While living in the castle the Whitings suffered a number of tragedies. Their son committed suicide in the home, and the castle was completely gutted by fire in 1939. In the 1940s and 50s, the castle was leased to the Vultee Aircraft Corporation. During this time, Jimmy Stewart and Dwight D. Eisenhower stayed at the castle. In the 1970s, Tony Vann and Marion May renamed the property Castle St. Michael. It served as a retreat for clergy and catered to guests who were interested in exploring the metaphysical. In the late 1980s the property went into foreclosure and was soon deeded to the city of Fort Worth. The city then sold the property at auction to a group of Houston investors for $270,000.
Currently, the castle is boarded up and has been damaged from multiple fires throughout the years. Razor wire surrounds the structure and signs warn against trespassing.
THE LOG CABIN VILLAGE
The hustle and bustle of University Drive all but disappears in the historic Log Cabin Village. The village’s schoolhouse, gristmill, smoke house and cabins were all occupied by Texas settlers and some of them have a tragic past.
In 1836, the Parker family fort near present-day Groesbeck was invaded by Comanche Indians. The ensuing massacre left most of the residents dead and nine-year-old Cynthia Ann Parker missing.
More than two decades later, Parker was married to a tribal chief and a mother of three when she8212;along with her young daughter, were arrested by Texas Rangers and returned to relatives they scarcely knew. Parker was taken against her will to the Parker Cabin, then in Birdville, where she reportedly wandered in the forests and slashed her breasts, yearning for the husband and two sons she would never see again.
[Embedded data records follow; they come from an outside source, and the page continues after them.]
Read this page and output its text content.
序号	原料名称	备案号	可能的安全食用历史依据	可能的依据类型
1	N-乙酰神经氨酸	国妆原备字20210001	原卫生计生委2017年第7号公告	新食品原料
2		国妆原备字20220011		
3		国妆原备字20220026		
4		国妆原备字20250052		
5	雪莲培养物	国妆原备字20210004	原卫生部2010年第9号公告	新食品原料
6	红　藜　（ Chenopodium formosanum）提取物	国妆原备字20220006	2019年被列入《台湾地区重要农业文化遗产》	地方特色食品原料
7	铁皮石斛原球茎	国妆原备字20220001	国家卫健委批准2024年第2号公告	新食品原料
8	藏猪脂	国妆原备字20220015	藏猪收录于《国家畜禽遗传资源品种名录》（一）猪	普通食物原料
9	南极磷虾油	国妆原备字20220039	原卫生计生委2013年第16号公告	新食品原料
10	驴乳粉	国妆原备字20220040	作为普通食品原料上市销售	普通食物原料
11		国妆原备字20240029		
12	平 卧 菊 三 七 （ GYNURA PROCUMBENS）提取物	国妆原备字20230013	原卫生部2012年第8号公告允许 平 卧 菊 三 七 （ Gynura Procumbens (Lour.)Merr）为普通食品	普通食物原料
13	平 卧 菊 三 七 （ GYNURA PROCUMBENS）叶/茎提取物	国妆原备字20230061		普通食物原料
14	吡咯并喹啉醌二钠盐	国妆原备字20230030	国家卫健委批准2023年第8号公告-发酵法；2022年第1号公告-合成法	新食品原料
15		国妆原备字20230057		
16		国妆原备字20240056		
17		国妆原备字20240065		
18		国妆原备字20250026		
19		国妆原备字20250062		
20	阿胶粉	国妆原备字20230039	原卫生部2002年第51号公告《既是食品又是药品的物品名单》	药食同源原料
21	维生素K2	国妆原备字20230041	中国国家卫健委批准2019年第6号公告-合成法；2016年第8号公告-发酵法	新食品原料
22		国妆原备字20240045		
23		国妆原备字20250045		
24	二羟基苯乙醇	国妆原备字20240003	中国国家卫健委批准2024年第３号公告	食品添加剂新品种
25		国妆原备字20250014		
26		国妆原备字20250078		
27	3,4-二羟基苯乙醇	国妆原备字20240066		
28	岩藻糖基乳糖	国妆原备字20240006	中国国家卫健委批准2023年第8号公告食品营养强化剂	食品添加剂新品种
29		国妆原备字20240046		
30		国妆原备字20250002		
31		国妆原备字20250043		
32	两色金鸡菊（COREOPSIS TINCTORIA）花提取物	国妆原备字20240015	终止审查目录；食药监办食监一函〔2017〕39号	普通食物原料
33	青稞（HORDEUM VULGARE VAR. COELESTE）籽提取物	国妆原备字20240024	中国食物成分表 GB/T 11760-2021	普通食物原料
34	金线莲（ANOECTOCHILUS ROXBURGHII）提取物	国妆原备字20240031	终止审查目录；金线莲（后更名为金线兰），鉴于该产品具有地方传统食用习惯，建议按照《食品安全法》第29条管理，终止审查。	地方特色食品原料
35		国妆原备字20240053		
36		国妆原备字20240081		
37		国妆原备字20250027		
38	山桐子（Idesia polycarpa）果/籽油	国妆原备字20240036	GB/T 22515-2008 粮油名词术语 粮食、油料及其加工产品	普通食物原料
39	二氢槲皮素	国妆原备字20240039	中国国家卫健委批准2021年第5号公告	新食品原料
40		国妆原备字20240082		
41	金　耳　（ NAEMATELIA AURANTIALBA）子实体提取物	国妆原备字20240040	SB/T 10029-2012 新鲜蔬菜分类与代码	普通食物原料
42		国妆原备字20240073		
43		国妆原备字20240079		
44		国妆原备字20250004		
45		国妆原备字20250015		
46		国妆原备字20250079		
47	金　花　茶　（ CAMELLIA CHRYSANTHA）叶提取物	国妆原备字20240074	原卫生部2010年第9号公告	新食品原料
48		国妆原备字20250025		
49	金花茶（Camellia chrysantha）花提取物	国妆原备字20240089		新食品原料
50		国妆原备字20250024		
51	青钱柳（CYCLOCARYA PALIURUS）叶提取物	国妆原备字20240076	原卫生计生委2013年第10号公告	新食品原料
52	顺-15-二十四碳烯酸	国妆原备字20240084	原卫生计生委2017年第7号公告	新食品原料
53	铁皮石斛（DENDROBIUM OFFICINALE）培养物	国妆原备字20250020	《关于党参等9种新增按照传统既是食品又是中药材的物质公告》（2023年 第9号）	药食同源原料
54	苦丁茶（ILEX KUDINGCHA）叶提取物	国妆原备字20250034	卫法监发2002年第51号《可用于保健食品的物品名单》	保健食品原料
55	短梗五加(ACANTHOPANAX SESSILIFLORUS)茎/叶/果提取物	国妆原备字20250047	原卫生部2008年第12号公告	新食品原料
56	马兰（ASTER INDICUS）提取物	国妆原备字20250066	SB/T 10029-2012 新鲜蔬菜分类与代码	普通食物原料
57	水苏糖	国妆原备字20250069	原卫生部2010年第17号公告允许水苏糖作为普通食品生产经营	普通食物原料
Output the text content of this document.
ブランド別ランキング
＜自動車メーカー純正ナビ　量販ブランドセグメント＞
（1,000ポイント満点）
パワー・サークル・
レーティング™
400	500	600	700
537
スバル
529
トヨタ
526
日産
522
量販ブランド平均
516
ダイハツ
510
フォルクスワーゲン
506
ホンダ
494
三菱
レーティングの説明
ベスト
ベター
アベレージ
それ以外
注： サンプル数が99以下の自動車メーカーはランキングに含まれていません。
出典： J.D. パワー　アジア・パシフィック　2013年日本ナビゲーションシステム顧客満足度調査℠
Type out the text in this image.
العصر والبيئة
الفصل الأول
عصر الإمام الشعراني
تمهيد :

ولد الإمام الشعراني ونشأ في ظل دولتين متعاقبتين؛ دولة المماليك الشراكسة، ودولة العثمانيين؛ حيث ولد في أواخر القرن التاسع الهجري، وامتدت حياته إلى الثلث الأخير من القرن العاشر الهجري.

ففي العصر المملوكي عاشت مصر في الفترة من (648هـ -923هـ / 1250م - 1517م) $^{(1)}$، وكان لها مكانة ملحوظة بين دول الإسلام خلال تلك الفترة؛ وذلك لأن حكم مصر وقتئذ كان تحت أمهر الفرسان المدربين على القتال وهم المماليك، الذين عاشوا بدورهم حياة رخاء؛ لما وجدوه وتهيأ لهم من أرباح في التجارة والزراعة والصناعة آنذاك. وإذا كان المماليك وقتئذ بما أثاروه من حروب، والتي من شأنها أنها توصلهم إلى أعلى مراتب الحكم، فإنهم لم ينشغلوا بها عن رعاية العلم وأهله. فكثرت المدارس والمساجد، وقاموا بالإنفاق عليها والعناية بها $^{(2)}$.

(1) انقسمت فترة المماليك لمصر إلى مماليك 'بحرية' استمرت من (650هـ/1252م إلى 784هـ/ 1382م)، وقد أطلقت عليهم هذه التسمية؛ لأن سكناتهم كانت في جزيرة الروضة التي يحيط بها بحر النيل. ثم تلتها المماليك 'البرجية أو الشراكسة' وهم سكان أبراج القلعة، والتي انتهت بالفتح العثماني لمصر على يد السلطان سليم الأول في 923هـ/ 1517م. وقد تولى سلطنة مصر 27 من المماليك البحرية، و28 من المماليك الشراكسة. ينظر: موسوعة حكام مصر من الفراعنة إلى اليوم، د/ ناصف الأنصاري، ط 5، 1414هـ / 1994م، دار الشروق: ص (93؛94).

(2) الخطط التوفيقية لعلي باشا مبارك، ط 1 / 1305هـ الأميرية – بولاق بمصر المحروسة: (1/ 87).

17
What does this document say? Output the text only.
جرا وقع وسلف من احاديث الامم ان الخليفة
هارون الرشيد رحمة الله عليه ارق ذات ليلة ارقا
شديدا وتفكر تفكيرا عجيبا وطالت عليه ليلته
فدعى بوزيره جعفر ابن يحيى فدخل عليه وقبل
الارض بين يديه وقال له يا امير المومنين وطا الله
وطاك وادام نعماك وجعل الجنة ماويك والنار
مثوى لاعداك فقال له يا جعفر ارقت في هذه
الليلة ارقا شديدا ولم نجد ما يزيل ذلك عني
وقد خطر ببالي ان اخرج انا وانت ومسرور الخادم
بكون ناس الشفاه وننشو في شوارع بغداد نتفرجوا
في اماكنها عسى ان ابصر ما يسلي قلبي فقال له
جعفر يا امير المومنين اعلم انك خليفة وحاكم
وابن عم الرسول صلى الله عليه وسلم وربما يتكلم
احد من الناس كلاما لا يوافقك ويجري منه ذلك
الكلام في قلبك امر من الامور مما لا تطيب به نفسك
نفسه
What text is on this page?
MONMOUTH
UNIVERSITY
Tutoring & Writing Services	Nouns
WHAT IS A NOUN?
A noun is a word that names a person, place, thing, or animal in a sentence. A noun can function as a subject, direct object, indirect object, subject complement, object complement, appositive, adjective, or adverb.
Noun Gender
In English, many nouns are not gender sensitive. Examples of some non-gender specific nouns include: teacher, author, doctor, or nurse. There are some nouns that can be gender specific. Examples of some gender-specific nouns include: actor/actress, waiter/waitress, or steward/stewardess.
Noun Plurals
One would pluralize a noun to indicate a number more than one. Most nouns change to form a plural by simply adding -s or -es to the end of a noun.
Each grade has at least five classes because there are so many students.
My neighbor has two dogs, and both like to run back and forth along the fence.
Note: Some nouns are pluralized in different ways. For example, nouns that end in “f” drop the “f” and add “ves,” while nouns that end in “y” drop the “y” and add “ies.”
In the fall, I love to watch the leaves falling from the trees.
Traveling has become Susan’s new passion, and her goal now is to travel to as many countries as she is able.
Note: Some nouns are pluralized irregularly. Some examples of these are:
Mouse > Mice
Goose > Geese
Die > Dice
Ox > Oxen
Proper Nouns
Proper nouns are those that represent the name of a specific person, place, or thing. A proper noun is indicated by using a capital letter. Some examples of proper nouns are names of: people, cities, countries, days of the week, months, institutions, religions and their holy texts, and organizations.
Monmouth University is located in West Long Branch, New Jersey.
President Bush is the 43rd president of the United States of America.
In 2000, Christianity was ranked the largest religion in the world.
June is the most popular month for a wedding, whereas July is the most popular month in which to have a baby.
A longstanding rumor is that the second floor of the Foster Cabin sometimes smells like lilacs which is said to be a remnant of Mrs. Foster’s perfume. One of the few remaining Texas plantation homes, the two-story cabin was built by slaves who hand-hewed and stacked the logs from oak and cedar timbers along the Brazos River.
Kelli Pickard, museum director, is a skeptic, but said she did have an uncomfortable experience several years ago in the Howard Cabin. Pickard said she and an intern felt a presence and heaviness in the air that made it hard to breathe. She also remembers a young girl and her grandmother who were the sole visitors at the Howard Cabin one afternoon. The child asked her grandmother if she saw them too. When her grandmother quizzed her, the girl said she had seen people inside the cabin and that they smelled like oranges.
The village is open Tuesday through Friday 9 a.m. – 4 p.m. and weekends 1 p.m. – 5 p.m. Admission is $4.50 for adults $4.00 for children.